Если бы не Бенис, этот вечный заводила, все могло бы оставаться по-прежнему. Ведь злосчастное поле Пауры пустует с самого конца войны. Простояло бы еще и этой осенью. Но куда там! До тех пор надоедал Бенис, пока не прожужжал отцу все уши, пока тому жизнь не опостылела. Пришлось уступить. В который уж раз! Беда теперь с молодежью, хоть с родными детьми. Все чего-нибудь выдумывают, все старых в спину подталкивают: то, мол, сделай и это сделай. Целую осень не давали покоя с поставками: дескать, выведем Алёнскую апилинку на первое место. А теперь — с этим полем. Октябрьские, мол, на носу, отметим их, запашем бодяк, по которому ветры в пятнашки играют. Мыслимая ли это штука — ни с того ни с сего чужие пашни пахать? Деды-прадеды такого не слыхивали! Но поди попробуй уломай молодых! Земля-де теперь всей стране принадлежит, и нельзя ей пустовать — всем убыток. И такую тебе проповедь закатят — нехотя замолчишь.

Коли начистоту — правда на их стороне: нехорошо, когда земля по лемеху плачет. Этот Паура — чтоб его волки схватили и не кинули — с конца войны глаз не кажет. Одни говорят — с немцами удрал. Возможно. С оккупантами он шел рука об руку, слезы людские гитлеровцам пригоршнями таскал. А другие твердят — засел он в Жвербленской чаще, по ночам зверствует. Тоже возможно. Куда ему еще деваться, коли подошвы горят от чужой крови и слез? Вот и пустует земля. Взяла ее под свою опеку земельная комиссия, одному предлагала, другому, но кому ее высватать, когда тут же делят поместье Омпене да еще окрестных богатеев пашни вымеряют! Брали люди, где кому поудобнее, а сюда заявились всего двое — Алешюнас и Шалтонис. Дескать, оба мы у Пауры много лет батрачили, оба возьмем по восьми гектаров. По восьми — оно конечно, хорошо, а куда же остальные тридцать восемь девать? За два лета так все заросло бодяком и полынью, что мимо без слез не пройдешь. Земля как масло — хоть на хлеб ее мажь. А тут… черт подери, одним словом!
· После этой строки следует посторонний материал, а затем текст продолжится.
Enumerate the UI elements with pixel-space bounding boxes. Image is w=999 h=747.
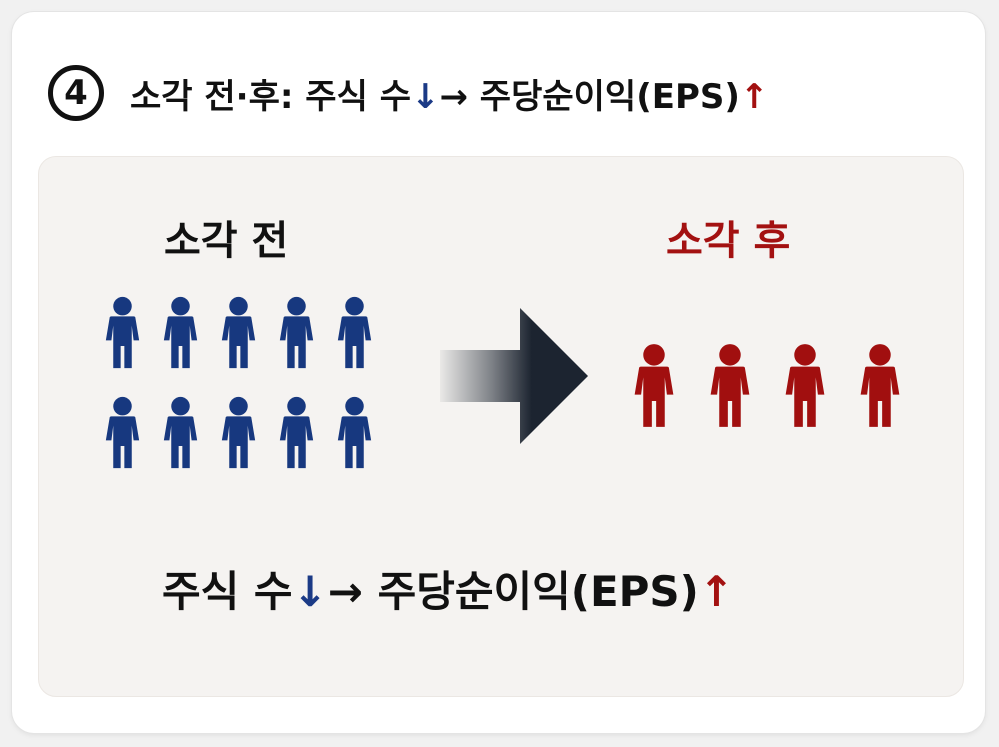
header-title: 소각 전·후: 주식 수 ↓ → 주당순이익(EPS) ↑ bbox=[130, 69, 768, 118]
after-person-icon bbox=[634, 344, 674, 427]
down-arrow-icon: ↓ bbox=[410, 76, 440, 117]
up-arrow-icon: ↑ bbox=[739, 76, 769, 117]
after-person-icon bbox=[710, 344, 750, 427]
header-text-mid: → 주당순이익(EPS) bbox=[439, 76, 740, 117]
after-person-icon bbox=[860, 344, 900, 427]
before-person-icon bbox=[337, 296, 372, 369]
before-person-icon bbox=[221, 296, 256, 369]
summary-text-mid: → 주당순이익(EPS) bbox=[327, 567, 699, 616]
step-number: 4 bbox=[64, 73, 88, 113]
before-person-icon bbox=[279, 296, 314, 369]
before-person-icon bbox=[105, 296, 140, 369]
summary-text-main: 주식 수 bbox=[162, 567, 293, 616]
before-person-icon bbox=[337, 396, 372, 469]
before-person-icon bbox=[221, 396, 256, 469]
after-person-icon bbox=[785, 344, 825, 427]
step-number-badge: 4 bbox=[48, 65, 104, 121]
summary-up-arrow-icon: ↑ bbox=[698, 567, 735, 616]
before-person-icon bbox=[105, 396, 140, 469]
summary-line: 주식 수 ↓ → 주당순이익(EPS) ↑ bbox=[162, 558, 734, 619]
header-text-main: 소각 전·후: 주식 수 bbox=[130, 76, 411, 117]
before-person-icon bbox=[279, 396, 314, 469]
header: 4 소각 전·후: 주식 수 ↓ → 주당순이익(EPS) ↑ bbox=[48, 58, 768, 128]
before-person-icon bbox=[163, 296, 198, 369]
summary-down-arrow-icon: ↓ bbox=[292, 567, 328, 616]
after-label: 소각 후 bbox=[666, 218, 791, 264]
before-person-icon bbox=[163, 396, 198, 469]
before-label: 소각 전 bbox=[164, 218, 289, 264]
right-arrow-icon bbox=[440, 308, 588, 444]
И еще Бенис по целым дням зудит:

— Созовем, тятя, собрание, договоримся о совместной обработке. Ты в этом году прежде всех сдал поставки, сам волостной председатель тебя другим в пример приводит, скажи только слово на сходке — все пойдет без задоринки!

Что же оставалось делать? Как с ним не согласиться?
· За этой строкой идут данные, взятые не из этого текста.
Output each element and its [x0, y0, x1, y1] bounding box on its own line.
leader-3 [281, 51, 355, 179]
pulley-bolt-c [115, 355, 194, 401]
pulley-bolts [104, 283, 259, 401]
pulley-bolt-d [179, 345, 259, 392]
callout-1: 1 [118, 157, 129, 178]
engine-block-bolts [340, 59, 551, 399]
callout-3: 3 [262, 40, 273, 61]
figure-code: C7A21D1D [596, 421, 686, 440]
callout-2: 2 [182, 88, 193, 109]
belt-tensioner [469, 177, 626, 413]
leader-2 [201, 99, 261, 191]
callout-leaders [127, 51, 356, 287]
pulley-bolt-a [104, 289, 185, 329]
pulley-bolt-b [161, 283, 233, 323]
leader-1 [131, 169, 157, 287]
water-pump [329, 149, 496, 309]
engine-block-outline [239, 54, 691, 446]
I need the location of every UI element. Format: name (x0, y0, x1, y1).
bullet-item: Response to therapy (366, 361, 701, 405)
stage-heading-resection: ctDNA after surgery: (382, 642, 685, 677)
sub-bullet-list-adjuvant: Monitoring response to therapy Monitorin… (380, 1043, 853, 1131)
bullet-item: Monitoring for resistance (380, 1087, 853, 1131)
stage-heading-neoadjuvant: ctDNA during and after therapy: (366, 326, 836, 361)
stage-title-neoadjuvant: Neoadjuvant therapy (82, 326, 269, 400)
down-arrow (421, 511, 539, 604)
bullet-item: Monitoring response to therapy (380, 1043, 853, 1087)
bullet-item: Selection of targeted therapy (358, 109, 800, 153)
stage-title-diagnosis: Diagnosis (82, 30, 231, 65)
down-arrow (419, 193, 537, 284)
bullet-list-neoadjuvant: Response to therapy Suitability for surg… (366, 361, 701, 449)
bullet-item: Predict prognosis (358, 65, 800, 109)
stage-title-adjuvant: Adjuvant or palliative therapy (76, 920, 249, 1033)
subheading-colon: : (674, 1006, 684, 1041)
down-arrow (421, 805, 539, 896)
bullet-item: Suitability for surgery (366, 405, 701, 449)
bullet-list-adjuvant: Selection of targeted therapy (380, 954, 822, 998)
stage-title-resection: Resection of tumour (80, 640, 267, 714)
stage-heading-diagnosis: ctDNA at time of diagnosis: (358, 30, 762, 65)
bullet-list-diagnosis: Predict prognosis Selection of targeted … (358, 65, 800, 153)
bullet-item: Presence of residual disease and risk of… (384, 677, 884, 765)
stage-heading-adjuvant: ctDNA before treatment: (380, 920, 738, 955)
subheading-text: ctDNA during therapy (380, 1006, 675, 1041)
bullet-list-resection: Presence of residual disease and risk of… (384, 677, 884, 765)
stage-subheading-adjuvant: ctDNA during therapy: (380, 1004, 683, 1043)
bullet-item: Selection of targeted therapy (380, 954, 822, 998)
Вайшнис поднял голову над хомутом, зажатым между коленями. Сразу же после собрания он заторопился домой и, как добрый хозяин, принялся осматривать все, с чем завтра утром на пахоту. Башка прямо раскалывалась от услышанных споров. Одни — «за», другие, особенно Жельвис, — «против». Третьи все колебались и говорили: толку не будет, все передерутся в первый пахотный день, а уж будущей осенью, когда урожай делить, — и подавно! К этим пристал и Паурис, вечный мямля. Четвертые — с ними и сосед Рузгис — соглашались участвовать, только если примут в компанию кулаков Сточкуса и Алаушаса. И все набивали трубки, палили самосад так, что к концу сквозь клубы дыма ни черта не стало видно. Только совсем под вечер разошлись, обещав наутро взяться за плуги, и теперь, должно быть, тоже готовят хомуты и постромки, как и он, а может, еще лошадей кормят и даже чистят их.

При мысли об этом у Вайшниса екнуло под самым сердцем, что, коли в самом деле другие придут с конями, начищенными до блеска, в самой лучшей упряжи, какая только нашлась на усадьбе? Есть ведь такие задавалы, которые так и норовят другим пыль в глаза пустить. Сразу тебе нос утрут!

— Нет, погоди… — заворчал Вайшнис, снова нагибаясь над хомутом. — Меня отродясь никто не обгонял!

Хомут был хорош, только уж очень почернел от пота. Это, конечно, пустяковина. И если бы не порвалась хомутина, то упряжь, можно сказать, отличная — только несколько соломинок вылезает.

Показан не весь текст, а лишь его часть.